The IWBC’s plans include batting cages, pitching areas, an umpires’ school and an activities building. Two of nine planned commemorative pylons have been unveiled, one in 2019 honoring Marshall — who died in 2018 — and the other in 2020 honoring Black American women’s contributions to baseball. One of the those honorees, Effa Manley, is a member of the Hall for her role as an owner of the Newark Eagles of the Negro Leagues.
“Some of our women would like to be inducted in the Hall of Fame in Cooperstown. Well, we don’t belong there. There’s no way we earned the right to be in there” as players, Blair said. “In my opinion, we need a museum and a hall of fame of our own, just like ‘A League of Their Own.’
“There’s no way we could compete with men in baseball. There’s no way. But what we do need is a way to give our girls a chance to play the sport that they love also.”
She’d love to see a women’s pro baseball league modeled on the WNBA, and she applauds every gain women make in sports. When Kim Ng was appointed general manager of the Miami Marlins, the first woman to hold that title in the majors, Blair said, “I felt almost as if it was me that got it. We don’t want any token jobs. If we earn it, yes, and Kim Ng has earned it. We can go in the front offices. We can write. We can broadcast. We can be umpires.”

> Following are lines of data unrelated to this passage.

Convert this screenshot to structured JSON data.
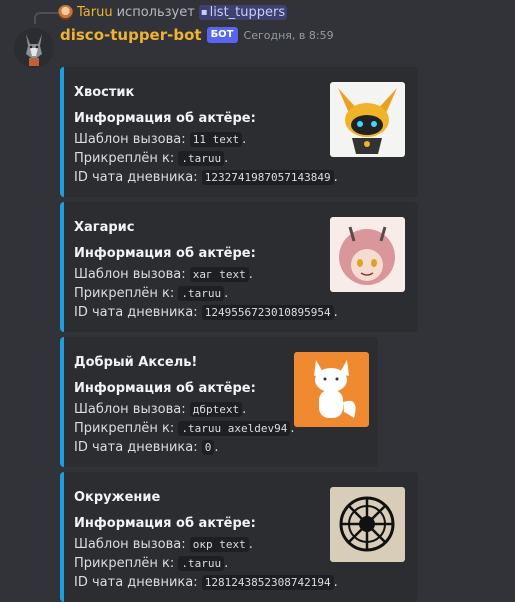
{
  "reply": {
    "user": "Taruu",
    "action": "использует",
    "command": "list_tuppers"
  },
  "message": {
    "bot_name": "disco-tupper-bot",
    "badge": "БОТ",
    "timestamp": "Сегодня, в 8:59"
  },
  "colors": {
    "accent": "#1e9ee0",
    "bot_name": "#f0b232",
    "badge": "#5865f2"
  },
  "embeds": [
    {
      "title": "Хвостик",
      "field_title": "Информация об актёре:",
      "template_label": "Шаблон вызова:",
      "template": "11 text",
      "attached_label": "Прикреплён к:",
      "attached": ".taruu",
      "chat_label": "ID чата дневника:",
      "chat_id": "1232741987057143849",
      "thumbnail": "yellow-robot-fox-icon"
    },
    {
      "title": "Хагарис",
      "field_title": "Информация об актёре:",
      "template_label": "Шаблон вызова:",
      "template": "хаг text",
      "attached_label": "Прикреплён к:",
      "attached": ".taruu",
      "chat_label": "ID чата дневника:",
      "chat_id": "1249556723010895954",
      "thumbnail": "pink-haired-horned-character-icon"
    },
    {
      "title": "Добрый Аксель!",
      "field_title": "Информация об актёре:",
      "template_label": "Шаблон вызова:",
      "template": "дбрtext",
      "attached_label": "Прикреплён к:",
      "attached": ".taruu axeldev94",
      "chat_label": "ID чата дневника:",
      "chat_id": "0",
      "thumbnail": "white-fox-on-orange-icon"
    },
    {
      "title": "Окружение",
      "field_title": "Информация об актёре:",
      "template_label": "Шаблон вызова:",
      "template": "окр text",
      "attached_label": "Прикреплён к:",
      "attached": ".taruu",
      "chat_label": "ID чата дневника:",
      "chat_id": "1281243852308742194",
      "thumbnail": "black-sketch-globe-icon"
    }
  ]
}
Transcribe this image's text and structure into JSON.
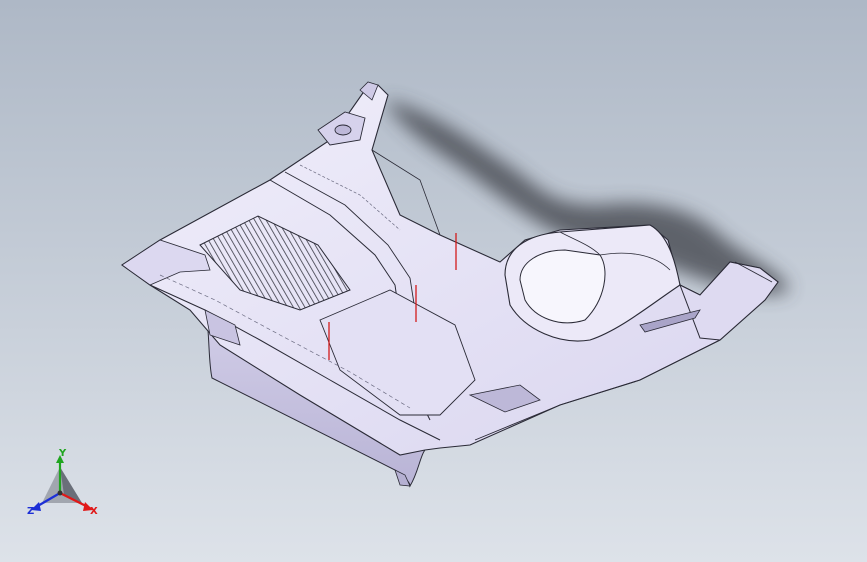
{
  "viewport": {
    "background_top": "#aeb8c6",
    "background_bottom": "#dde2e9"
  },
  "model": {
    "surface_color": "#e6e3f7",
    "edge_color": "#2a2a36",
    "dimension_line_color": "#d21b1b",
    "shadow_color": "#3c4046"
  },
  "triad": {
    "x_label": "X",
    "y_label": "Y",
    "z_label": "Z",
    "x_color": "#e01818",
    "y_color": "#1fa51f",
    "z_color": "#1c2fd6"
  }
}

Blair grew up in Inglewood, where she trailed her older brother to baseball practice. Occasionally she was allowed to play right field. She had a strong arm and was a good enough hitter to play for semi-pro softball teams in Burbank and Pasadena. In 1948, Max Carey, a former Dodgers manager who managed in the AAGPBL and became the league’s president, signed her to play in Peoria, Ill. And, yes, as in “League of Their Own,” the players wore skirts that might have been attractive but were eminently impractical.
“We didn’t quit. Nowadays, ballplayers, they break a fingernail and they’re on the DL list for a month.”
Injuries limited her to one game with the Peoria Redwings. “I had hurt my legs, and as you know, a pitcher has to be able to get off that mound and put pressure on them,” she said. “I had Charley horses and I couldn’t get rid of them.”
She played softball for a while and was eventually hired by Northrop Aircraft (now Northrop Grumman), where she became transportation manager. She was the company’s third female manager. “I’ve been so proud of that,” she said. “Sports, I think, does that for girls. They learn how to be on a team. They learn how to get along and how to win and how to lose. I can’t stand to lose, but if you do lose, you’ve got to lose gracefully.”
Perry Barber has been an umpire since 1981 and is among the few female umpires to have worked at most levels, including major league spring training games. She met Blair at a convention “and was starstruck.” They have since become friends and board members of the IWBC. “It’s hard to keep up with her. She’d close down the bars when everybody else says, ‘I’ve got to go to sleep.’ She’d say, ‘One more grasshopper,’ ” Barber said.
“Maybelle has plenty of stories about growing up in Los Angeles. She has this shtick, basically. I’ve probably heard it 200 times and it’s just as funny the 200th time as it is the first time I ever heard it.”
Blair was a consultant to a pilot for a TV reboot of “A League of Their Own,” which in August was approved for a series produced by Sony Pictures television. “It was quite wonderful what they’re doing, sort of getting it modernized type thing,” she said.
Anticipation of that is helping her get through the pandemic-induced isolation. So is social media, where she started a Facebook campaign to raise $9,400 for the museum by her birthday. As of Friday, she had raised more than $11,750.
She has a museum to get built, and she will find a way to do it. “I’ve got a lot of stories,” she said. “You know what it is, I get so excited, I can hardly handle myself when I talk about what can be.”